Apurv, just quickly because I know people are thinking this in the audience. I assume that you’re also trying to develop an ROI because there’s probably an ROI associated with this work. Finally, I assume that because these bots are dumb and agnostic, they can be placed into any system that somebody might already have in place in terms of the electronic medical record. I know those are very basic questions, but I think that’s important for people to know very quickly.
We talk about it as automation, but a lot of this has to happen within the electronic medical record. Some of the most advanced electronic medical records we work with our clients have a lot of capabilities to do this optimization or automation. That’s the place we always start is within the electronic medical record, how can we make that workflow work more smoothly. That’s one quick answer.
To your first point about return on investment, hopefully, our readers will be convinced by the end of this that the return on investment is significant when you think about clinician burnout, nursing burnout and overload. It’s the experience of care, reducing turnover and better engaging the workforce because when the doctor or nurse is better engaged, then the patients will be better engaged and you’ll have better outcomes.
This leads to better patient safety and quality. Because you’re not spending time chasing after information, the right information is coming to you. You can make decisions in a better-informed way. Those are all very valuable aspects, but then we would be remiss if we didn’t count that there are actual hard dollars attached here.
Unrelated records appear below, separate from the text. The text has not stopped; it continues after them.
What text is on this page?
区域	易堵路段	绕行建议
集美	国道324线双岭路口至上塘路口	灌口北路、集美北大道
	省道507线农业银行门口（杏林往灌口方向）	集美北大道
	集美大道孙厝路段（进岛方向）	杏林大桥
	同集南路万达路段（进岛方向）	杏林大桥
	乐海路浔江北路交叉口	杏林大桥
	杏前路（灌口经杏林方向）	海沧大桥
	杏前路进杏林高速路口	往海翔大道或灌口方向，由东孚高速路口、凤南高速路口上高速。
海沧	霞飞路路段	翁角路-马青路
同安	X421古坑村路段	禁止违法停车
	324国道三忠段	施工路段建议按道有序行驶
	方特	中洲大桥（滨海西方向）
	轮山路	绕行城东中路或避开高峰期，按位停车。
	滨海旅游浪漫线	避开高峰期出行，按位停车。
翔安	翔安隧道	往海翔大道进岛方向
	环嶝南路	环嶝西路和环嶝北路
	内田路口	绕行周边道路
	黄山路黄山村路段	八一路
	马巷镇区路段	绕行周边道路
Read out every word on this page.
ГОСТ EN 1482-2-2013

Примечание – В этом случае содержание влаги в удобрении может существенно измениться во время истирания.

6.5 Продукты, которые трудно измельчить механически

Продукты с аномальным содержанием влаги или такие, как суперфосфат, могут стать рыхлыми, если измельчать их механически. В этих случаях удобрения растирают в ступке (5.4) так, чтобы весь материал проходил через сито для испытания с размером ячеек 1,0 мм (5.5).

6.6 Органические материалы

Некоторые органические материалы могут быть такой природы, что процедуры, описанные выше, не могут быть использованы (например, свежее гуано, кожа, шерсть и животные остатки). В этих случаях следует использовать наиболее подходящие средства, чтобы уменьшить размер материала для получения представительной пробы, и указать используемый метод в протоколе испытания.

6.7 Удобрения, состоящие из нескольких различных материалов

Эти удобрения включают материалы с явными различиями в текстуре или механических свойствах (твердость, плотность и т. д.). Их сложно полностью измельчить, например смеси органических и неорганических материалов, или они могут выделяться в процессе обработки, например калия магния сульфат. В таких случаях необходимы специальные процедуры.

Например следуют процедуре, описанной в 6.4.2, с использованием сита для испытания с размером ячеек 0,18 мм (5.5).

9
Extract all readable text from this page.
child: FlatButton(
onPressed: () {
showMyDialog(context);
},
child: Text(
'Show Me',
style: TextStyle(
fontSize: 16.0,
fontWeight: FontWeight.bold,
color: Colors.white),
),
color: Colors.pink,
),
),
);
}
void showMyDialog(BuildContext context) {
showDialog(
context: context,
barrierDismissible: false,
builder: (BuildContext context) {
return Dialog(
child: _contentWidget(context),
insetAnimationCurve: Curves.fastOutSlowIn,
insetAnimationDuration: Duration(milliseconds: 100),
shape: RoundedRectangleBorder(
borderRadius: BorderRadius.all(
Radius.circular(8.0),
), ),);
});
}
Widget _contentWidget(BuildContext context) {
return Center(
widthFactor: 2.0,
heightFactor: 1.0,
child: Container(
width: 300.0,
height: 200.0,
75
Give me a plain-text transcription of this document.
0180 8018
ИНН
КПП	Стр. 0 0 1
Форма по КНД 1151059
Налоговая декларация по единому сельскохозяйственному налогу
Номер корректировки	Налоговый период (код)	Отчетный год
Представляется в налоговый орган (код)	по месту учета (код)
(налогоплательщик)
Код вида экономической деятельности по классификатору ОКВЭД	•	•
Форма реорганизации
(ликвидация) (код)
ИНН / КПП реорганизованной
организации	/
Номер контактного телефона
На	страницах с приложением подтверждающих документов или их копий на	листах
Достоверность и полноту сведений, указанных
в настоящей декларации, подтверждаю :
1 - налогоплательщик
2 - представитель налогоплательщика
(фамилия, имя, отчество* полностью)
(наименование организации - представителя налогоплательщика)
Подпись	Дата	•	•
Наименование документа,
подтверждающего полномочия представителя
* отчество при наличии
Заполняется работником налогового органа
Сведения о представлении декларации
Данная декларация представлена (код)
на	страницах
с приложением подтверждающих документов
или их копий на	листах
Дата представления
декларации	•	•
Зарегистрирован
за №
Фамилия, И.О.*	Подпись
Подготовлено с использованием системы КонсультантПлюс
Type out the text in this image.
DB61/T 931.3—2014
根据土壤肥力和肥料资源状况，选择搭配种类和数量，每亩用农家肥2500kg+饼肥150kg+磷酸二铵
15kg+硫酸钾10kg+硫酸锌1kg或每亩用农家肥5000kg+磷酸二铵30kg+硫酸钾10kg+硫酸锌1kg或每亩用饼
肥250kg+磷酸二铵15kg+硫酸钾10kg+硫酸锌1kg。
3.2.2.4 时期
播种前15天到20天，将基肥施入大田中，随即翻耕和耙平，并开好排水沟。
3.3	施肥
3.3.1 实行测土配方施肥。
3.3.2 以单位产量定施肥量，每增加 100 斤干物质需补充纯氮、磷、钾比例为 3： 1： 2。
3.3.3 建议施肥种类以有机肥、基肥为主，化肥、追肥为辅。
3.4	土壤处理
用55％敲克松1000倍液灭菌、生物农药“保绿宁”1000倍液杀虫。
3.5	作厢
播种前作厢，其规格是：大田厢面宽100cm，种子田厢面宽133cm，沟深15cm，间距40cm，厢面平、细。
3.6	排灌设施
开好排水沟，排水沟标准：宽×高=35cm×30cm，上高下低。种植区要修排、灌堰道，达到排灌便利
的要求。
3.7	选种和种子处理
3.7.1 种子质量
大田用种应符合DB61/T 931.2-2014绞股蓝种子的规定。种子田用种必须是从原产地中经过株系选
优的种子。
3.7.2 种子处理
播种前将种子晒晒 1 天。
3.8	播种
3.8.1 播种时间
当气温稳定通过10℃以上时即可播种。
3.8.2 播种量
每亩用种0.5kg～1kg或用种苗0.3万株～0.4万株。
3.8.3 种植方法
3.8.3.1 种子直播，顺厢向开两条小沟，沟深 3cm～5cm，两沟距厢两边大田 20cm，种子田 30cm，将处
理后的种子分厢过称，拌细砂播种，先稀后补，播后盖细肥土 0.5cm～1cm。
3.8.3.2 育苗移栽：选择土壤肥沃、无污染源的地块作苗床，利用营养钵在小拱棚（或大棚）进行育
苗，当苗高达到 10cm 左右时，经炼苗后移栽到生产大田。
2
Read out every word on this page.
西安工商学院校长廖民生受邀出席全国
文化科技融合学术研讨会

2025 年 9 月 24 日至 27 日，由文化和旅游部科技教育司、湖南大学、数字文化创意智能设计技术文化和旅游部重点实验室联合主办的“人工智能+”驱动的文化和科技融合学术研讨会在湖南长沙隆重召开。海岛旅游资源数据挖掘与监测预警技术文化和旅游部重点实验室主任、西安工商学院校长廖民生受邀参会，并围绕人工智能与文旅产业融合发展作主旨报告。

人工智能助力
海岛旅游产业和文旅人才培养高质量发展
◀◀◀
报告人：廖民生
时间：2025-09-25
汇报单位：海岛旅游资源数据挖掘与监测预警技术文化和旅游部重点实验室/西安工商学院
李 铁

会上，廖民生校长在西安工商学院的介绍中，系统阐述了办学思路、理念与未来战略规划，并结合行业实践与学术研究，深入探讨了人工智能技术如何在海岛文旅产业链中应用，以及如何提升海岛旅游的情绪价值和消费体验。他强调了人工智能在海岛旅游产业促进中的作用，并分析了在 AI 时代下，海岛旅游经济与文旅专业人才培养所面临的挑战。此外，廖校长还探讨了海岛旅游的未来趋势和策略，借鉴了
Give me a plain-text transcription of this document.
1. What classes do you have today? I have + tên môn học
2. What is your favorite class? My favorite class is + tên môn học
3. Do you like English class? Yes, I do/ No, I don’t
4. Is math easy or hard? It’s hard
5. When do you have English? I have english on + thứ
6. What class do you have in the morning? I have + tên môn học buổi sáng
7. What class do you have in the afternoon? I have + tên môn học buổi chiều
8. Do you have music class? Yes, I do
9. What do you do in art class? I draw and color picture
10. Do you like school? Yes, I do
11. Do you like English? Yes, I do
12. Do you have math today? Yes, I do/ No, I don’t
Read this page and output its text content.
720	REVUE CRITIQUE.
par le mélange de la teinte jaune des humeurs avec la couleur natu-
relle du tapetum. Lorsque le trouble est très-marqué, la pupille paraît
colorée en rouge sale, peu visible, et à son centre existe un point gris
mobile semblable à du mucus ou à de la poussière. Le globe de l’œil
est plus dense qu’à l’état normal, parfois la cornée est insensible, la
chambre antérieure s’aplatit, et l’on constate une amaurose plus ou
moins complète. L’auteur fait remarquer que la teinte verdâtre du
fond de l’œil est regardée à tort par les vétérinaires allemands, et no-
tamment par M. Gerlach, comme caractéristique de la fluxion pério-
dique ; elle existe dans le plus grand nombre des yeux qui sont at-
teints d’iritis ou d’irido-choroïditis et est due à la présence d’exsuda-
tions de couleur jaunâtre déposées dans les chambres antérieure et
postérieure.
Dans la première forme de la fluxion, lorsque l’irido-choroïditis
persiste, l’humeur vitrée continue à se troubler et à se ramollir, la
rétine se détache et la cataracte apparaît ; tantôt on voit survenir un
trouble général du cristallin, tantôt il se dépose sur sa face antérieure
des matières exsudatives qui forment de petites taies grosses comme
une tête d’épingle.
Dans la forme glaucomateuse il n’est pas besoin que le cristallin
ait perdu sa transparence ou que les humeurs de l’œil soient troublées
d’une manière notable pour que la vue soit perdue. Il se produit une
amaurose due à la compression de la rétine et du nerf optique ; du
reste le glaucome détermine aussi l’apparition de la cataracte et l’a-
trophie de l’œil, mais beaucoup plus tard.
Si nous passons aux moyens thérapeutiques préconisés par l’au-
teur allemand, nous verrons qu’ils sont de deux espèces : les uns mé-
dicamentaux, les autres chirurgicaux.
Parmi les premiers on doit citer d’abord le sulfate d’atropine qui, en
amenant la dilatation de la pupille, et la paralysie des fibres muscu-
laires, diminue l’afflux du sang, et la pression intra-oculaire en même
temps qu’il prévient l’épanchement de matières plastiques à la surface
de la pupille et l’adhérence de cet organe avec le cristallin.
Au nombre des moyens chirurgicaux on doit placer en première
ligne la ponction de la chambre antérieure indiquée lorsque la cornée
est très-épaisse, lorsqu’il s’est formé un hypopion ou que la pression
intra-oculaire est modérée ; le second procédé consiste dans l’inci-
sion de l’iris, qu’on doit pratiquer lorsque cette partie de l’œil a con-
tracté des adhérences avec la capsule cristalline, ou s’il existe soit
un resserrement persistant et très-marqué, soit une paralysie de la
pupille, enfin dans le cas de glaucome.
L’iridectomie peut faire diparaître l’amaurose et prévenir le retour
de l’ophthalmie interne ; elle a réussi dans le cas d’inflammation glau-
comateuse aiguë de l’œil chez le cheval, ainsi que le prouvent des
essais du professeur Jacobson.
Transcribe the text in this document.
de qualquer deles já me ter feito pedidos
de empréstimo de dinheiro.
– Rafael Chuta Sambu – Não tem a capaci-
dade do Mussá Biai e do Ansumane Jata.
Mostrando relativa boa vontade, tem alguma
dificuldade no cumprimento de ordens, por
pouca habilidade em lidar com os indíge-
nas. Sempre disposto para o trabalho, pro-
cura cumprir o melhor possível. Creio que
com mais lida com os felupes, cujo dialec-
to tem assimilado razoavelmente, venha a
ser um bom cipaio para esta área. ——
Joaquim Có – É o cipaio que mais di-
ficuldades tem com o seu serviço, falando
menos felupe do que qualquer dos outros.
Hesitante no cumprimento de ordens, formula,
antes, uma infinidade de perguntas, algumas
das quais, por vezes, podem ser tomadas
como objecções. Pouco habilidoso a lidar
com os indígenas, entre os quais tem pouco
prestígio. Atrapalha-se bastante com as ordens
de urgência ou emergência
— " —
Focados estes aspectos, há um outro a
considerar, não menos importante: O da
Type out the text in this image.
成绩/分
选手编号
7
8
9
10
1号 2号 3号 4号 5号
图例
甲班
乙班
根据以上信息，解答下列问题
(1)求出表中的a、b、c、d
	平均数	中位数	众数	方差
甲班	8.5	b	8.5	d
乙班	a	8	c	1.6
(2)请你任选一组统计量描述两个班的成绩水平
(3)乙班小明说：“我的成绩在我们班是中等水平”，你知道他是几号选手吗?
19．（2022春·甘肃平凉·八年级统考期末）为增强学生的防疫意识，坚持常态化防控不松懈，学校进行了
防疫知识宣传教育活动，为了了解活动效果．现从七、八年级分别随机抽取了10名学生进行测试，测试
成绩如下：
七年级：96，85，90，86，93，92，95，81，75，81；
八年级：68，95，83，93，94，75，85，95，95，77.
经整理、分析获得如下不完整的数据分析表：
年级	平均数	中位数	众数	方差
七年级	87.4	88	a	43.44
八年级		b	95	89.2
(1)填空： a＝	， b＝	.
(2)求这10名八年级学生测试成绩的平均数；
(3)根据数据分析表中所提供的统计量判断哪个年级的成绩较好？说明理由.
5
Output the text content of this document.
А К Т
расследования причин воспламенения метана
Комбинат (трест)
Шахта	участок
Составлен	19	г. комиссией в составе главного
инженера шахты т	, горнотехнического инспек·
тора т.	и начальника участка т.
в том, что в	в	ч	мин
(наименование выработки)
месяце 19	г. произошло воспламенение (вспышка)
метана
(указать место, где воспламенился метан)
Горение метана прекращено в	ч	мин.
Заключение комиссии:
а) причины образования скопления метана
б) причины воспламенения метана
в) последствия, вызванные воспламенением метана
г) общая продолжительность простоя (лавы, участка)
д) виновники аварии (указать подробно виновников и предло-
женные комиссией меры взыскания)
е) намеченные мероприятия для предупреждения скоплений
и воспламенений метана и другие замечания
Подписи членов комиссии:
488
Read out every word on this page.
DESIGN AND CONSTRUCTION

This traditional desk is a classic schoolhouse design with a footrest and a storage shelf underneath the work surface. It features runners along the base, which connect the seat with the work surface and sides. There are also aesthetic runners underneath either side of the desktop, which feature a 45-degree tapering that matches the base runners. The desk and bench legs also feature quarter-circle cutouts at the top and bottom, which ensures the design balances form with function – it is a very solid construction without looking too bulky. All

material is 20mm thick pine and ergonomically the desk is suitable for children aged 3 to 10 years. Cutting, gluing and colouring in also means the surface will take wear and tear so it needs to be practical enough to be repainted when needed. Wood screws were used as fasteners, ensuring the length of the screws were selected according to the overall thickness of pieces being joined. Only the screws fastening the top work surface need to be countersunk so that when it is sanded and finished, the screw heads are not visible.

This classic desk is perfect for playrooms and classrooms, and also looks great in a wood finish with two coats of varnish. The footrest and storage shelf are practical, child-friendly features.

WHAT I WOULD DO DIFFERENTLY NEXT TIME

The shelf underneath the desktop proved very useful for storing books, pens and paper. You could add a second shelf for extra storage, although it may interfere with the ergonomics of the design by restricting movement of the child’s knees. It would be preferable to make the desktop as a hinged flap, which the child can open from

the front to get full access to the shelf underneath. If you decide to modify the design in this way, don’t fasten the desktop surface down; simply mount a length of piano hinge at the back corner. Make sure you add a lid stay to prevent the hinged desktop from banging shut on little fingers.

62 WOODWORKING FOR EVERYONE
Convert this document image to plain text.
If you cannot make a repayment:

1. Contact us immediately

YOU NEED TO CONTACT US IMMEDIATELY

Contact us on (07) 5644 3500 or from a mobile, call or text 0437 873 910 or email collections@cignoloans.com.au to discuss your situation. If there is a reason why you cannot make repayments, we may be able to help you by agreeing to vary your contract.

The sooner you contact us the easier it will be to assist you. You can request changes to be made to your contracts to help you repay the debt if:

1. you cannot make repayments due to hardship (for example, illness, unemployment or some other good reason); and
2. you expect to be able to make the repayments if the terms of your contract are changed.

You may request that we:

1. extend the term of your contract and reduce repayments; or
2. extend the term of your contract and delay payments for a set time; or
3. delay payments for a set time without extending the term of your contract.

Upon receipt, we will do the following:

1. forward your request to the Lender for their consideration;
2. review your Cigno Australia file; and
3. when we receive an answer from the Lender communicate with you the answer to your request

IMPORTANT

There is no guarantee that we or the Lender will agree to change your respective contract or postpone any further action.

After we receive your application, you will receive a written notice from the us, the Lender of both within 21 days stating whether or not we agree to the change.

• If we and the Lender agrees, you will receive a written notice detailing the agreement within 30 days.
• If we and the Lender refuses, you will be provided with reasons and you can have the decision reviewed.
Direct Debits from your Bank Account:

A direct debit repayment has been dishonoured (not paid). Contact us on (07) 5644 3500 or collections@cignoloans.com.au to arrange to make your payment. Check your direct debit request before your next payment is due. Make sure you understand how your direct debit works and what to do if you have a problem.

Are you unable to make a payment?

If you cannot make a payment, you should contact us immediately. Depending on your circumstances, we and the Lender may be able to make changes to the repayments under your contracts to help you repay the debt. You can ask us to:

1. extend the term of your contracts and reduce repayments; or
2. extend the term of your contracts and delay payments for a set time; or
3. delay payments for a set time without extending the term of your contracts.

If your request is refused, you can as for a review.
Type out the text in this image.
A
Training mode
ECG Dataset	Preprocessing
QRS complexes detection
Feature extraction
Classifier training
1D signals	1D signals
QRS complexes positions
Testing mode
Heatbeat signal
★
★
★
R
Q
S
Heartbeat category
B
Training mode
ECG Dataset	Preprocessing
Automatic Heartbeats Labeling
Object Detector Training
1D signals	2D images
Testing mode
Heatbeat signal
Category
When you save the physicians and nurses time, they’ll be able to take a deeper breath, but they may also be able to see more patients doing more of the things they want to be doing and there’ll be less turnover. Those are the ways in which we’re thinking about ROI. We don’t want to be financially literate. We also want to be sensitive to the broader view of healthcare that we’re trying to engender.
Thank you, Apurv. This was a great conversation. I think we’re going to want to follow up at some point and Ben, I don’t know if you have any last words for folks in the audience before we sign off and talk to them again.
I would thank Apurv again for coming on. He provided some real insight and things that providers, in particular, can relate to. Your comment, “In some ways, we’ve done this to ourselves.” There’s this opportunity to figure out a path. Now that we have a baseline of electronic medical records, how can we optimize that for a better experience for all patients and consumers? That’s a great way to end it and look at next-step discussions that can start to tackle that even further.
Everybody, thanks so much for your time and thanks to our audience. We’ll see you next time.
About Apurv Gupta MD, MPH
Dr. Gupta completed his Internal Medicine training at Beth Israel Deaconess Medical Center in Boston, MA, and received an M.D. and Sc.B. from Brown University, as well as a M.P.H. fromHarvard University. He leads care transformation at Guidehouse Consulting, and is an expert in driving transformational change, physician engagement, change management, and leadership development. He has led multiple projects in clinical operating model redesign, length of stay and throughput, clinical variation, and service line optimization. He has experience as a clinician, manager, executive, educator, and thought leader.